Es ist der Kampf, auf den alle „Star Wars“-Fans seit 27 Jahren gewartet haben. Nun wird er endlich wahr.

Wenn du über diese Links einkaufst, erhalten wir eine Provision, die unsere
redaktionelle Arbeit unterstützt. Der Preis für dich bleibt dabei
unverändert. Diese Affiliate-Links sind durch ein Symbol
gekennzeichnet.  Mehr erfahren.

– Achtung: Es folgen Spoiler zu „Maul – Shadow Lord“ Staffel 1 Folge 10! –

Seit 27 Jahren stellen sich „Star Wars“-Fans dieselbe Frage: Was passiert, wenn Darth Vader und Darth Maul ihre Lichtschwerter kreuzen? „Maul – Shadow Lord“ Staffel eins liefert nun endlich die Antwort – und inszeniert einen Moment, der lange als unerfüllte Fan-Fantasie galt. Das Ergebnis ist kein ausgeglichener Kampf, sondern eine schonungslose Demonstration von Macht.

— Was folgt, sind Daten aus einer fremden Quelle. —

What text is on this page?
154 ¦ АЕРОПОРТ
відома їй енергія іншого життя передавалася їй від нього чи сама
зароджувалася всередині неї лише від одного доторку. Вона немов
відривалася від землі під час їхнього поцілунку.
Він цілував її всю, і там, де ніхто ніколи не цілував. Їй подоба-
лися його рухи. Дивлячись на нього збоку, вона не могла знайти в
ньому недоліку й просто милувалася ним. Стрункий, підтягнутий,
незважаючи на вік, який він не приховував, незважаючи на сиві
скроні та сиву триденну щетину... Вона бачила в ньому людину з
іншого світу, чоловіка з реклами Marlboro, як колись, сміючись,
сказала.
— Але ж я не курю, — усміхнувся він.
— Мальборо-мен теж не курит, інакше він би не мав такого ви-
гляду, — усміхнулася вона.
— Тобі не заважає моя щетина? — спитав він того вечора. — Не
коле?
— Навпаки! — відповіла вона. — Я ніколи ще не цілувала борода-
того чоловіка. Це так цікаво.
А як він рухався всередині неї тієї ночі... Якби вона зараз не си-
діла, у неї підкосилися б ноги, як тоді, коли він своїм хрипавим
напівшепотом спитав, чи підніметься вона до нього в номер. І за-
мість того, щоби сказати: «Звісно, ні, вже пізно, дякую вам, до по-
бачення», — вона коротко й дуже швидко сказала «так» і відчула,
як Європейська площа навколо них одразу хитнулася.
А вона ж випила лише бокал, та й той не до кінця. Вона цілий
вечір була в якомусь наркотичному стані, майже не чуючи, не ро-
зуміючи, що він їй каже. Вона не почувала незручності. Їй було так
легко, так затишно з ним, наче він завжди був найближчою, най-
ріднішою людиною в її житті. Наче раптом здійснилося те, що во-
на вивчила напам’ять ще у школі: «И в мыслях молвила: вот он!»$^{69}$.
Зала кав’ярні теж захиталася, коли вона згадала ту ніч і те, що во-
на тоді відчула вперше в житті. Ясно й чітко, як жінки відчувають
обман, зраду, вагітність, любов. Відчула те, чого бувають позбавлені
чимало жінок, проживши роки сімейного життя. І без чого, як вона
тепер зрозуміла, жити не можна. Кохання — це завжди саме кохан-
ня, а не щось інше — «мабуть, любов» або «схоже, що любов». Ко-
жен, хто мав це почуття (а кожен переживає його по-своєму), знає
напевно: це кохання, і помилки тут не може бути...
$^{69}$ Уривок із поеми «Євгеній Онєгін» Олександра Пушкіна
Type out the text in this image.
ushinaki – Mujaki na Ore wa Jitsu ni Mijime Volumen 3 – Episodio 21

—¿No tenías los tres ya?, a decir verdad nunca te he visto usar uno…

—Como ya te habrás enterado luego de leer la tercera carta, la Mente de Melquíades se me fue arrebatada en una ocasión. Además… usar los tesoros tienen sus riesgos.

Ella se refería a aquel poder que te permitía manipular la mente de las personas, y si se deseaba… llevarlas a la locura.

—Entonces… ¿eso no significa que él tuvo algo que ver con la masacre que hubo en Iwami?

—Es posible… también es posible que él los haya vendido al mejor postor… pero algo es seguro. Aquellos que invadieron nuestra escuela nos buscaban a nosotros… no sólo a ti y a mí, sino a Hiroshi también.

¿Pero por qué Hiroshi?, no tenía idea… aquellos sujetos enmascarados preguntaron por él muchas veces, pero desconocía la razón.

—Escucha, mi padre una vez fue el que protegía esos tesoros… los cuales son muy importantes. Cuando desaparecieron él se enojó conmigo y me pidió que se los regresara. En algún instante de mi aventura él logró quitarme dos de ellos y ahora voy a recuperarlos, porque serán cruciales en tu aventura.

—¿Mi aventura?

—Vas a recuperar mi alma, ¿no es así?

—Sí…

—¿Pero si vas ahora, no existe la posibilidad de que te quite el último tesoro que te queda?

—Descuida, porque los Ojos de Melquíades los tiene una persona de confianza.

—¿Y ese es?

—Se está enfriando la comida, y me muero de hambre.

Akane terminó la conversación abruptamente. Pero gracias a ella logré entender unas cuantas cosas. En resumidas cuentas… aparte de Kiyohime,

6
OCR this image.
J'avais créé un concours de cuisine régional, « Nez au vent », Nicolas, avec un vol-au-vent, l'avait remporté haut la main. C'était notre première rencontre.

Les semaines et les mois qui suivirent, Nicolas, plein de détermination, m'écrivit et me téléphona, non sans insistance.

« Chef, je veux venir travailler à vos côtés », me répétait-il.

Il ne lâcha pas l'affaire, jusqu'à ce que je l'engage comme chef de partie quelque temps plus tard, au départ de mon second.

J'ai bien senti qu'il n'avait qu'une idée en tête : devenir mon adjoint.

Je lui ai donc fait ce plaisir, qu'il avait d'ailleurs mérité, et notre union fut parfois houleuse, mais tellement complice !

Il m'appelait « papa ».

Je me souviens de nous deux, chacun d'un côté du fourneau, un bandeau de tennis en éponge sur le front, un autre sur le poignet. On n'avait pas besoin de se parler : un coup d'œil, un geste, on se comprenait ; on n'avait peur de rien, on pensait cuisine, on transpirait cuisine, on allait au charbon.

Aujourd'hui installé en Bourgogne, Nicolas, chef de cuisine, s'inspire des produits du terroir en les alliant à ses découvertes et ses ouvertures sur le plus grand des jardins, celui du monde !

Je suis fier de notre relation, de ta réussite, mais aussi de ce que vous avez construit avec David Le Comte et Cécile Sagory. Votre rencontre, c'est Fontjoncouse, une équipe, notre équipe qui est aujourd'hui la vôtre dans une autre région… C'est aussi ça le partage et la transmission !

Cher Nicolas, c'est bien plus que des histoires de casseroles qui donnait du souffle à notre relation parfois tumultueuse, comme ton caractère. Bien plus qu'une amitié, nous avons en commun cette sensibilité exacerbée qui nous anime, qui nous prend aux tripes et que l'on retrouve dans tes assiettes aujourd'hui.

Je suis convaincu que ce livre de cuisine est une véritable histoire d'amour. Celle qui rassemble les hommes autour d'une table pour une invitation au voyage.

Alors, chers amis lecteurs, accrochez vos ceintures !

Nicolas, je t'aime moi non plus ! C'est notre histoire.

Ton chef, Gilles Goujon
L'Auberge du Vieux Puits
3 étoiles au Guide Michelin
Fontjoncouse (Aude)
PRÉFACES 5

Darth Maul (Ray Park) sorgte in „Die dunkle Bedrohung“ für einen der eindrucksvollsten Auftritte der Saga, nur um scheinbar viel zu früh von Obi-Wan Kenobi (Ewan McGregor) getötet zu werden. George Lucas und Dave Filoni korrigierten diese Entscheidung später, holten Maul in „Star Wars: The Clone Wars“ zurück und formte ihn zu einem der faszinierendsten Schurken des Franchise. Dennoch blieb eine Begegnung stets aus: ein direktes Duell mit Darth Vader.

Frühere Geschichten im Expanded Universe spielten mit dieser Idee, „Star Wars Rebels“ deutete sie an, bog dann aber in eine andere Richtung ab. Erst „Maul – Shadow Lord“ erfüllt nun dieses Versprechen – und zeigt, warum es vielleicht besser war, so lange darauf zu warten.

Star Wars: Maul – Shadow Lord - Trailer DeutschEin Duell ohne Illusionen

Dass Darth Vader stärker ist als Maul, überrascht kaum. Auch nach seiner Niederlage gegen Obi-Wan Kenobi bleibt er der Auserwählte, mit einer Macht im Umgang mit der Macht, die selbst Imperator Palpatine nicht ignorieren konnte. Während Palpatine Maul einst fallen ließ, hielt er an Vader fest – ein klares Signal für dessen überragendes Potenzial.

In „Maul – Shadow Lord“ erscheint Vader als das, was ihn so furchteinflößend macht: eine lautlose Naturgewalt. Sein Atem hallt durch die Dunkelheit, bevor er zuschlägt. Unterstützt von der Macht und seiner kybernetischen Rüstung agiert er mit brutaler Effizienz. Eleganz braucht er nicht mehr. Jeder Hieb ist darauf ausgelegt, zu brechen.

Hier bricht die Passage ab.